As with the bans on trans fats, local governments have been more successful in enacting menu-labeling regulations than their statewide counterparts. City and county menu labeling requirements have passed in San Francisco, King County, WA and Santa Clara County, CA, among other places, and have been proposed in Philadelphia as well as many other jurisdictions. These regulations have come under scrutiny and faced legal challenges, however, as illustrated by the challenge to the New York City ordinance and a similar suit facing the San Francisco menu labeling ordinance.
A primary criticism of menu labeling legislation at the local level is that the "patchwork of local ordinances would be challenging and confusing for restaurants and their customers." In recognition of this potential problem, the state of Georgia has taken a different approach. In April 2008, Governor Sonny Perdue signed a law, believed to be the first of its kind, that specifically prohibits counties in the state from mandating on-menu disclosure of nutritional information. The goal of this measure is to protect restaurants from the threat of inconsistent regulation.

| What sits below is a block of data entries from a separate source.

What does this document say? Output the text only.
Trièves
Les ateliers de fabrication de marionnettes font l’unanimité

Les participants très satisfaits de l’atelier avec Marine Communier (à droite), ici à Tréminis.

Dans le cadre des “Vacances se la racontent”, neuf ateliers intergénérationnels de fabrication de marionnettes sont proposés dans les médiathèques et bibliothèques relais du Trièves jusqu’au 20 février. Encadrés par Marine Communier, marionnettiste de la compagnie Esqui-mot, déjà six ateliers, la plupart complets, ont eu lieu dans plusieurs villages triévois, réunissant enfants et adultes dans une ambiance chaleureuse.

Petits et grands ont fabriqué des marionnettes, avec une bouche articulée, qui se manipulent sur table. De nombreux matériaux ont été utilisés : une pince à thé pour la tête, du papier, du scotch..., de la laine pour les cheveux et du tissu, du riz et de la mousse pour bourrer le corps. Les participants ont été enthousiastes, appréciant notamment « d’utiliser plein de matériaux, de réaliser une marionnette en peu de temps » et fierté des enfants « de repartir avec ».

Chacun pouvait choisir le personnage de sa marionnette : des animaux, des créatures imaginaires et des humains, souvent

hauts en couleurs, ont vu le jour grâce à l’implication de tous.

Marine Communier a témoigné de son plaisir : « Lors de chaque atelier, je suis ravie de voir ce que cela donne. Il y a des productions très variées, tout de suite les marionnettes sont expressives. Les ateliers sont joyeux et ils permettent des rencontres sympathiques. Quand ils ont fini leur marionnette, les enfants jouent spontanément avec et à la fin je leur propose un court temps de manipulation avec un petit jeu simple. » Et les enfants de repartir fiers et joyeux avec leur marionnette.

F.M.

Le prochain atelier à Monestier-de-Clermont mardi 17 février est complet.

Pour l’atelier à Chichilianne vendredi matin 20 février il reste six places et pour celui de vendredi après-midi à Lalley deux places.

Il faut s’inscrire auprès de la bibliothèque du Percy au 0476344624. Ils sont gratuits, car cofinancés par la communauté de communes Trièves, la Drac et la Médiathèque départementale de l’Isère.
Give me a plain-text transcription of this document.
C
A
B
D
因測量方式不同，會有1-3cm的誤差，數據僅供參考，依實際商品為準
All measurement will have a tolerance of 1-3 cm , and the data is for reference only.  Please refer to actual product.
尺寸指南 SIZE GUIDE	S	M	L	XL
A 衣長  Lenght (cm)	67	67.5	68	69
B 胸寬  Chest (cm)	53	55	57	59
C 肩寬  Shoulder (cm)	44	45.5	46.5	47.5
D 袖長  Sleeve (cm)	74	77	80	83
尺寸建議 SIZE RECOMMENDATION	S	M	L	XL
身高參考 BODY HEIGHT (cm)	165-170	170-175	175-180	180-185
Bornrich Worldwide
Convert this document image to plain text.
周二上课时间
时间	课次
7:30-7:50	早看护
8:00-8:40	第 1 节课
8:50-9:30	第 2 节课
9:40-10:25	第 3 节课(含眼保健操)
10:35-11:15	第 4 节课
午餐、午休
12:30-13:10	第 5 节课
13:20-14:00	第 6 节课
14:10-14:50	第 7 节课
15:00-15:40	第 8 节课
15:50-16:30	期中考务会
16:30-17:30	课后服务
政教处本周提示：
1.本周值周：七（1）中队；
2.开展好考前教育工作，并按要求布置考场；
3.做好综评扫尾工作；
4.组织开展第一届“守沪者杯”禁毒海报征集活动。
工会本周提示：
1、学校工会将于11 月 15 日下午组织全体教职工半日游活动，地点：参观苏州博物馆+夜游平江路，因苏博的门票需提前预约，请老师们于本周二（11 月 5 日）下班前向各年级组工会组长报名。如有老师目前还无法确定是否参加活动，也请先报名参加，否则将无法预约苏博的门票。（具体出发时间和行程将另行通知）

Because of public concern about health issues, especially childhood obesity, it is likely that similar legislative actions will continue at all levels of government. For example, the Los Angeles City Council recently unanimously voted to impose a one-year ban on the opening of any new fast food restaurants in a 32-square mile area of Los Angeles, which encompasses the city's poorest areas. This ordinance is awaiting approval by the mayor. As such regulations are adopted and legal challenges progress at the state and local levels, franchisors must decide how to respond. Because the new rules require changes to key aspects of the franchise system—including food preparation and menu design—franchisors should plan to work with currently and potentially affected franchisees to develop a strategy for addressing these issues. Additionally, franchisors who operate company units in affected jurisdictions will be directly impacted and may have to modify operations accordingly.